DDNS Whitelist Generator

The DDNS Whitelist Generator is a security-minded Python 3 script designed to help homelabbers "expose" services for easy external access via your domain name without making them available to the general public.

The script generates a whitelist configuration snippet for your Nginx reverse proxy that contains both the whitelist itself and a deny all rule. You can include this snippet in a site block so that only the whitelisted IPs are allowed access (other IPs will receive a 403 Permission Denied error).

The script has also been designed to figure out what IP address is associated with user-provided domains. For homelabbers who have a domain name configured via DDNS, this allows us to whitelist ourselves (and/or any homelabbing friends) automatically - there is no need to go in an update your whitelist every time you or your friends have to restart the modem.

I am using unRAID and the User Scripts plugin to schedule and run this automatically/periodically, but it should be usable on other systems as long as you set up your config.json correctly.

Getting Started

The jist of running this project is:

  1. Clone project
  2. Set up a config.json file with the CIDRs/domains you want whitelisted
  3. Schedule the script to run on a regular (and realtively frequent) basis
  4. Configure your Nginx-based reverse proxy to include the whitelist.conf file the script will output

Setting up the config.json file

You can copy the sample file to get started:

cp config.json.sample config.json

Modify your new config.json file using your preferred editor. There are 3 sections in the file you need to set up, below are samples:

  "static_ips": [
    "192.168.0.1/16",
    "123.45.79.1/32"
  ],

Put the static CIDR ranges you need to whitelist here. You'll want to include your LAN, and may consider adding additional CIDRs for places you commonly access your services from that have a static CIDR (maybe your school or office).

  "dynamic_addresses":[
    "google.com",
    "mycompany.net"
  ],

This section is for domain names you want automatically updated when their IP changes. This is the main reason I wrote the script in the first place - if you have friends or family you want to whitelist, you can have their access automatically renewed when their IP changes. They do need DDNS set up on their end for this to work, but there are free options you can use to make this happen.

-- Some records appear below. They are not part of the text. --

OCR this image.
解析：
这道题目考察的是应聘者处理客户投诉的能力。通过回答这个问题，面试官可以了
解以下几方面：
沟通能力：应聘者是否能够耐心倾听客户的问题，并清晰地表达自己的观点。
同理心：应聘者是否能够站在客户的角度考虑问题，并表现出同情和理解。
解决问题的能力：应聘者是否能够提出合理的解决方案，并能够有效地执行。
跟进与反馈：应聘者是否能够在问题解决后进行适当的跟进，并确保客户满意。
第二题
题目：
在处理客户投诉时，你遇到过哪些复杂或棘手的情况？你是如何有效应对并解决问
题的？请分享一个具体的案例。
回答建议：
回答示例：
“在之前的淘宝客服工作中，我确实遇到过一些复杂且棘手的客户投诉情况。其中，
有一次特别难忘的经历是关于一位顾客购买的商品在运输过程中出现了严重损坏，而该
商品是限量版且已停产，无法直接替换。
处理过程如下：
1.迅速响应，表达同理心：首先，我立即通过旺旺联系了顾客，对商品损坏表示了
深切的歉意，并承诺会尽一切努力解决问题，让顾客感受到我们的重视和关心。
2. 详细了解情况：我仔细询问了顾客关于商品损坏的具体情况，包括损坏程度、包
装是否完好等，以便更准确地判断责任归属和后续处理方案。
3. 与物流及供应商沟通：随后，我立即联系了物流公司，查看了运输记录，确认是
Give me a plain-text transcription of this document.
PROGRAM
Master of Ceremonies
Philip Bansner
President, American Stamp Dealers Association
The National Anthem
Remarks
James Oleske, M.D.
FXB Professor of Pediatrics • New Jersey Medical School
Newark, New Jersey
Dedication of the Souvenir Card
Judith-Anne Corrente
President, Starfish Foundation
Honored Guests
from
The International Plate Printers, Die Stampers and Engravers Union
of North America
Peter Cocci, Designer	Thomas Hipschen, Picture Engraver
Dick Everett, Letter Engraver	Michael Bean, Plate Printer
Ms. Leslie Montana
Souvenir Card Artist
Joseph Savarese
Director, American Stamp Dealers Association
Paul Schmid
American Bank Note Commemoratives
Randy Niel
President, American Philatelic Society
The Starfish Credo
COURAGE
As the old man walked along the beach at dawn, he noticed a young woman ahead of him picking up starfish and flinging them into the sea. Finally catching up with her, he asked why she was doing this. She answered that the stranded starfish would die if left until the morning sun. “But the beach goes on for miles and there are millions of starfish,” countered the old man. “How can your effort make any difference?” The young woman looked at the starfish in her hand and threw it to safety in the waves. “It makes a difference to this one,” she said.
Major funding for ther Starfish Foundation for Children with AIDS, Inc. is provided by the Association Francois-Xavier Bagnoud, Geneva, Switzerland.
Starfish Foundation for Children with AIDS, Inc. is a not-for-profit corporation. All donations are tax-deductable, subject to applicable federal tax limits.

"whitelist_path": "/mnt/user/appdata/whitelists/"

This is simply where on the server running this script you want the script to save the whitelist it generates. Do not include the filename (that's hard-coded as whitelist.conf for now), just the directories.

Installing on unRAID

This setup uses Python 3, the Nginx Proxy Manager, and the CA User Scripts plugin. The NerdPack plugin can help you install Python 3 if you don't already have it.

Download project and schedule in User Scripts plugin

  1. Save the project to a static location on your server, probably somewhere most users on your system don't have access.
  2. Set up config.json (see above for details)
  3. Go to the User Scripts plugin and add a bash script that executes the Python script (see sample below):
  4. Click Run Script to verify it's working. You should see DDNS whitelist generated and/or updated. if it was successful.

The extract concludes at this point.